Three-dimensional printing of nanopixels. (a) Conceptual drawing of 3D-printed nanopixels. (b) Schematic and bright-field optical images representing the procedure of 3D nanopixel printing. Scale bar: 5 µm. (Reprinted with permission by American Chemical Society) (click on image to enlarge)
As shown in the figure above, the team fabricated 3D-shaped nanoscale color pixels by printing R, G, or B color-emitting nanophotonic inks (with peak emission wavelengths at 650, 540,and 480 nm, respectively) in the direction perpendicular to a substrate.
The 3D-printed nanopixels are essentially sub-micrometer dot pixels when viewed from the top or bottom of the substrate. However, the pixels' 3D shape enables enhanced interaction with the excitation source while maintaining the same width, which means without degrading the pixel density.
To achieve nanoscale 3D printing, the researchers employed a precise and versatile meniscus-guided 3D nanoprinting method using a glass nanopipette as a nozzle – a technique they reported previously (Advanced Optical Materials, "3D Printed Nanophotonic Waveguides").
In this present work, they further developed the meniscus writing method for printing photoluminescent nanowires in 3D layouts to produce nanoscale color pixels.
Scanning electron microscope (SEM) image of a representative nano pipette nozzle. Scale bar: 1 µm. (Reprinted with permission by American Chemical Society)
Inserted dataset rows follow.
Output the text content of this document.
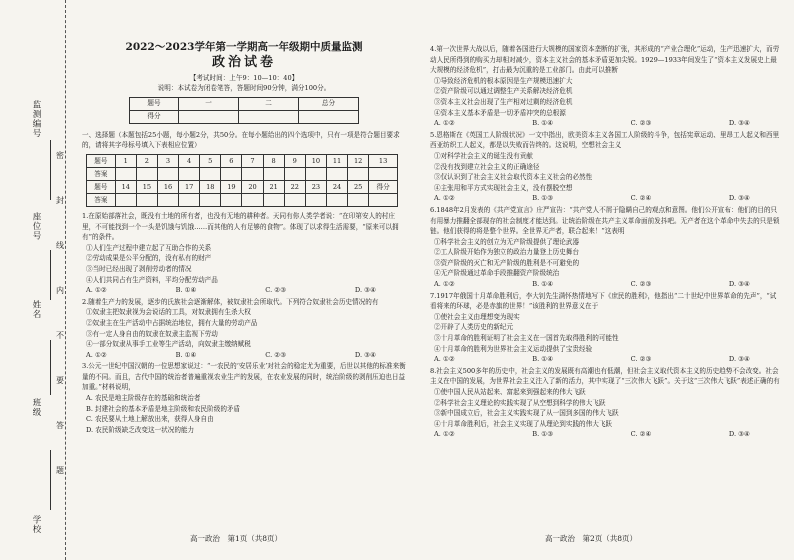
监测编号
座位号
姓名
班级
学校
密
封
线
内
不
要
答
题
2022～2023学年第一学期高一年级期中质量监测
政治试卷
【考试时间：上午9：10—10：40】
说明：本试卷为闭卷笔答，答题时间90分钟，满分100分。
题号	一	二	总分
得分			
一、选择题（本题包括25小题，每小题2分，共50分。在每小题给出的四个选项中，只有一项是符合题目要求的，请将其字母标号填入下表相应位置）
题号	1	2	3	4	5	6	7	8	9	10	11	12	13
答案													
题号	14	15	16	17	18	19	20	21	22	23	24	25	得分
答案													
1.在原始部落社会，既没有土地的所有者，也没有无地的耕种者。天同有你人类学者说：“在印第安人的村庄里，不可能找到一个一头是饥饿与饥饿……而其他的人有足够的食物”。体现了以求得生活需要，“原来可以拥有”的条件。
①人们生产过程中建立起了互助合作的关系
②劳动成果是公平分配的，没有私有的财产
③当时已经出现了剥削劳动者的情况
④人们共同占有生产资料，平均分配劳动产品
A. ①②	B. ①④	C. ②③	D. ③④
2.随着生产力的发展，逐步的氏族社会逐渐解体，被奴隶社会所取代。下列符合奴隶社会历史情况的有
①奴隶主把奴隶视为会说话的工具，对奴隶拥有生杀大权
②奴隶主在生产活动中占据统治地位，拥有大量的劳动产品
③有一定人身自由的奴隶在奴隶主监视下劳动
④一部分奴隶从事手工业等生产活动，向奴隶主缴纳赋税
A. ①②	B. ①④	C. ②③	D. ③④
3.公元一世纪中国汉朝的一位思想家说过：“一农民的‘安居乐业’对社会的稳定尤为重要，后世以其他的标准来衡量的不同。而且，古代中国的统治者普遍重视农业生产的发展，在农业发展的同时，统治阶级的剥削压迫也日益加重。”材料说明，
A. 农民是地主阶级存在的基础和统治者
B. 封建社会的基本矛盾是地主阶级和农民阶级的矛盾
C. 农民要从土地上解放出来，获得人身自由
D. 农民阶级缺乏改变这一状况的能力
4.第一次世界大战以后，随着各国进行大规模的国家资本垄断的扩张，其形成的“产业合理化”运动，生产迅速扩大，而劳动人民所得到的购买力却相对减少，资本主义社会的基本矛盾更加尖锐。1929—1933年间发生了“资本主义发展史上最大规模的经济危机”，打击最为沉重的是工业部门。由此可以推断
①导致经济危机的根本原因是生产规模迅速扩大
②资产阶级可以通过调整生产关系解决经济危机
③资本主义社会出现了生产相对过剩的经济危机
④资本主义基本矛盾是一切矛盾冲突的总根源
A. ①②	B. ①④	C. ②③	D. ③④
5.恩格斯在《英国工人阶级状况》一文中指出，欧美资本主义各国工人阶级的斗争，包括宪章运动、里昂工人起义和西里西亚纺织工人起义，都是以失败而告终的。这说明，空想社会主义
①对科学社会主义的诞生没有贡献
②没有找到建立社会主义的正确途径
③仅认识到了社会主义社会取代资本主义社会的必然性
④主张用和平方式实现社会主义，没有摆脱空想
A. ①②	B. ①③	C. ②④	D. ③④
6.1848年2月发表的《共产党宣言》庄严宣告：“共产党人不屑于隐瞒自己的观点和意图。他们公开宣布：他们的目的只有用暴力推翻全部现存的社会制度才能达到。让统治阶级在共产主义革命面前发抖吧。无产者在这个革命中失去的只是锁链。他们获得的将是整个世界。全世界无产者，联合起来！”这表明
①科学社会主义的创立为无产阶级提供了理论武器
②工人阶级开始作为独立的政治力量登上历史舞台
③资产阶级的灭亡和无产阶级的胜利是不可避免的
④无产阶级通过革命手段推翻资产阶级统治
A. ①②	B. ①④	C. ②③	D. ③④
7.1917年俄国十月革命胜利后，李大钊先生满怀热情地写下《庶民的胜利》，他指出“二十世纪中世界革命的先声”，“试看将来的环球，必是赤旗的世界！”该胜利的世界意义在于
①使社会主义由理想变为现实
②开辟了人类历史的新纪元
③十月革命的胜利证明了社会主义在一国首先取得胜利的可能性
④十月革命的胜利为世界社会主义运动提供了宝贵经验
A. ①②	B. ①④	C. ②③	D. ③④
8.社会主义500多年的历史中，社会主义的发展既有高潮也有低潮，但社会主义取代资本主义的历史趋势不会改变。社会主义在中国的发展，为世界社会主义注入了新的活力，其中实现了“三次伟大飞跃”。关于这“三次伟大飞跃”表述正确的有
①使中国人民从站起来、富起来到强起来的伟大飞跃
②科学社会主义理论的实践实现了从空想到科学的伟大飞跃
③新中国成立后，社会主义实践实现了从一国到多国的伟大飞跃
④十月革命胜利后，社会主义实现了从理论到实践的伟大飞跃
A. ①②	B. ①③	C. ②④	D. ③④
高一政治　第1页（共8页）	高一政治　第2页（共8页）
"We also visualized and studied the narrow directional emissions from the nanoscale pixels regardless of the pixel height," Pyo notes. "For 3D printing, we found that rheological properties of the inks can strongly affect the final morphologies of the printed objects. We also found that increasing the contents of quantum dots in the inks can increase the brightness of the printed pixels, but the uniformity can be reduced at high concentration of quantum dots due to aggregation."
According to the researchers, this technology can provide super high-resolution devices based on the demonstrated nanoscale pixels of about 5600 ppi.
Although the pixel density of recent mobile phones (∼800 ppi) already exceeds the spatial resolution of human eyes, there still are many applications that require much higher densities: Virtual Reality displays require 2000 ppi to be displayed through the magnifying lens, and still further development is required to resolve '3D motion sickness' or 'screen door effect'. Beam projectors can use such high-resolution display panels to project from small panel to the screen as 4K or 8K resolution. 3D nanopixels also can be used in anti-counterfeit or security printing.
Having demonstrated 3D patterning of photoluminescent materials for backlit displays in this work, the team's next target is to develop electrically driven display devices for active-matrix displays.